Jazz Harlem Renaissance Babydoll
I saw your favorite saxophone strip you
naked. And what was love gonna do
except beg to lick those crazy solos
straight off your throat. I saw you
twirl A-flats like swords
on the tip of the tongue of your tears
until E refused to equal Mc squared
and Einstein’s gorgeous silver afro
crackled “Blow your soul-horn Jazz
babydoll
and don’t you take jive for no answer!
Said swing that horn and take not jive for thine answer!”
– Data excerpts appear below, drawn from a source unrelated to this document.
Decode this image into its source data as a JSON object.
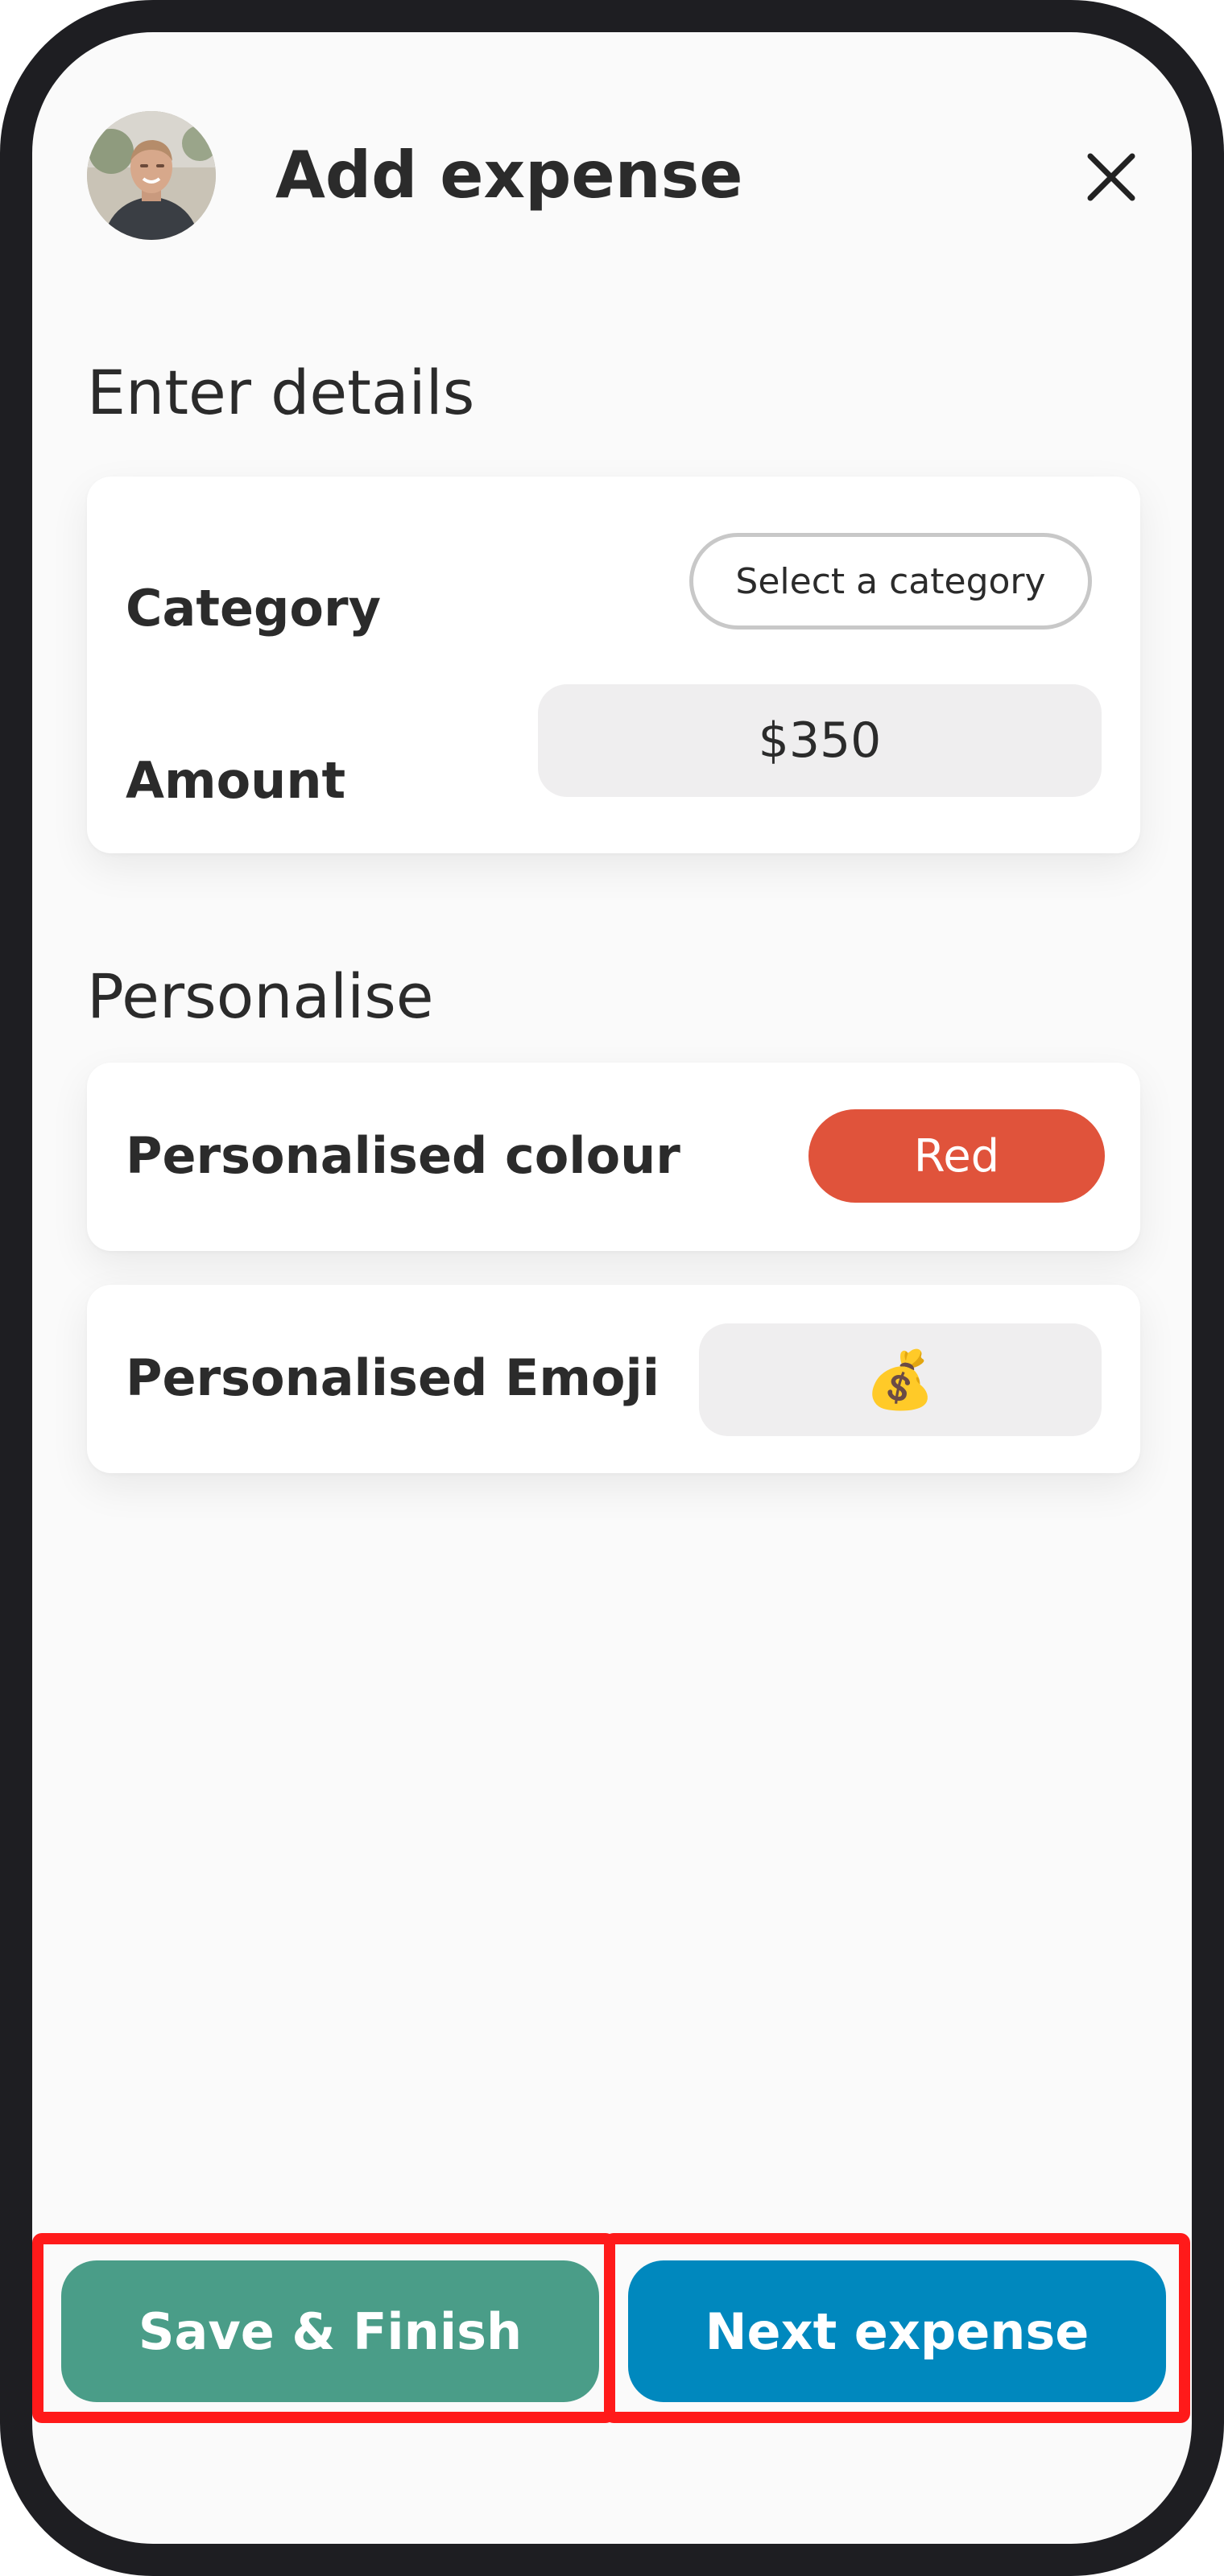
{
  "header": {
    "title": "Add expense",
    "avatar_icon": "user-avatar-photo",
    "close_icon": "close-icon"
  },
  "details": {
    "heading": "Enter details",
    "category_label": "Category",
    "category_value": "Select a category",
    "amount_label": "Amount",
    "amount_value": "$350"
  },
  "personalise": {
    "heading": "Personalise",
    "colour_label": "Personalised colour",
    "colour_value": "Red",
    "colour_hex": "#e0533b",
    "emoji_label": "Personalised Emoji",
    "emoji_value": "💰"
  },
  "footer": {
    "save_label": "Save & Finish",
    "save_color": "#4a9d88",
    "next_label": "Next expense",
    "next_color": "#0088be",
    "highlight_color": "#ff1a1a"
  }
}
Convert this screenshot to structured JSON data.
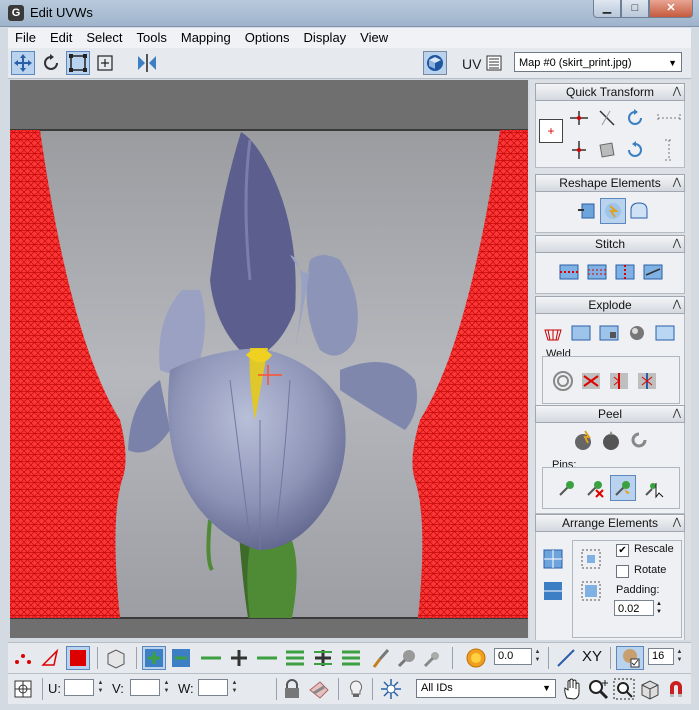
{
  "window": {
    "title": "Edit UVWs",
    "app_icon_letter": "G"
  },
  "menu": [
    "File",
    "Edit",
    "Select",
    "Tools",
    "Mapping",
    "Options",
    "Display",
    "View"
  ],
  "toolbar": {
    "tools": [
      "move-icon",
      "rotate-icon",
      "scale-icon",
      "freeform-icon",
      "mirror-icon"
    ],
    "uv_label": "UV",
    "map_selected": "Map #0 (skirt_print.jpg)"
  },
  "panels": {
    "quick_transform": {
      "title": "Quick Transform"
    },
    "reshape": {
      "title": "Reshape Elements"
    },
    "stitch": {
      "title": "Stitch"
    },
    "explode": {
      "title": "Explode",
      "weld_label": "Weld"
    },
    "peel": {
      "title": "Peel",
      "pins_label": "Pins:"
    },
    "arrange": {
      "title": "Arrange Elements",
      "rescale_label": "Rescale",
      "rescale_checked": true,
      "rotate_label": "Rotate",
      "rotate_checked": false,
      "padding_label": "Padding:",
      "padding_value": "0.02"
    }
  },
  "bottom1": {
    "soft_value": "0.0",
    "xy_label": "XY",
    "grid_value": "16"
  },
  "bottom2": {
    "u_label": "U:",
    "v_label": "V:",
    "w_label": "W:",
    "u_value": "",
    "v_value": "",
    "w_value": "",
    "ids_selected": "All IDs"
  },
  "colors": {
    "mesh": "#ff1a1a",
    "accent_blue": "#3c7fc4",
    "green_tool": "#3aa040"
  }
}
Jazz Harlem Renaissance Babydoll
you inhaled seven known planets
and out of your creation came
four billion heavens.
Each time you exhale a star
I recall a previous life
and I comprehend flawlessly
the trigonometric bolts of rhythm
that shoot from your hips to your lips.
Shall we do the be-bop Lindy-hop waltz
and dance Josephine Baker
laughing out of her grave?
Let’s do the be-bop Lindy-hop waltz
diddly-dee diddly-be-bop-too-sweet
and give all these poets something to rhyme about.